Young sheep in areas known to be deficient in cobalt and selenium, such as the Fleurieu Peninsula in South Australia nonetheless shown variable, including sex-related responses. The results of our trials showed no response over two years despite blood test results indicating deficiency for at least some of the year. These results suggest that while responses to B12 cannot be ruled out in some seasons they also suggest that B12 supplementation is not a high priority for central tablelands livestock producers.
Similarly in we could not demonstrate a growth or fertility response in heifers supplemented with selenium and this is in agreement in a previous trial conducted in 2008 in selenium deficient heifers.ii However, clinical selenium deficiency has been reported previously on the central tablelands.
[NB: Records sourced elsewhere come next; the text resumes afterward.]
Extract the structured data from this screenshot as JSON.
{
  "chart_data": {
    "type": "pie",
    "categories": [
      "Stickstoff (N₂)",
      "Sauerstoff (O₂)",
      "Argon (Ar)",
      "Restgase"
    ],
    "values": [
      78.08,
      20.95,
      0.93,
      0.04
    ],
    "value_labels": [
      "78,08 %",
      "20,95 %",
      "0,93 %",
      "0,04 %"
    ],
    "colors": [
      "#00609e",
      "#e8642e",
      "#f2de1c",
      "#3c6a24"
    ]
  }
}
Mineral supplementation may have benefits other than improvements in weight gain or fertility. Our previous study showed that selenium supplementation reduced the worm egg count of young sheep.ii A range of other studies have shown the effects of selenium (and vitamin E) on immune function. Some of these benefits may relate to liver stores of minerals that become available to help the immune system through enzyme systems such as serum superoxide dismutase. For example, recent studies that injectable mineral supplementation can have lower the rate of mastitis. However, unfortunately benefits other than on production traits are difficult to quantify and subject to economic analysis.
We gratefully acknowledge the support of Jason Southwall from Neville McMichael and associates and the considerable assistance of manager Jeremy Woods. Ben Kidd from Virbac assisted with the trial and Virbac provided the Multimin and funded the laboratory tests.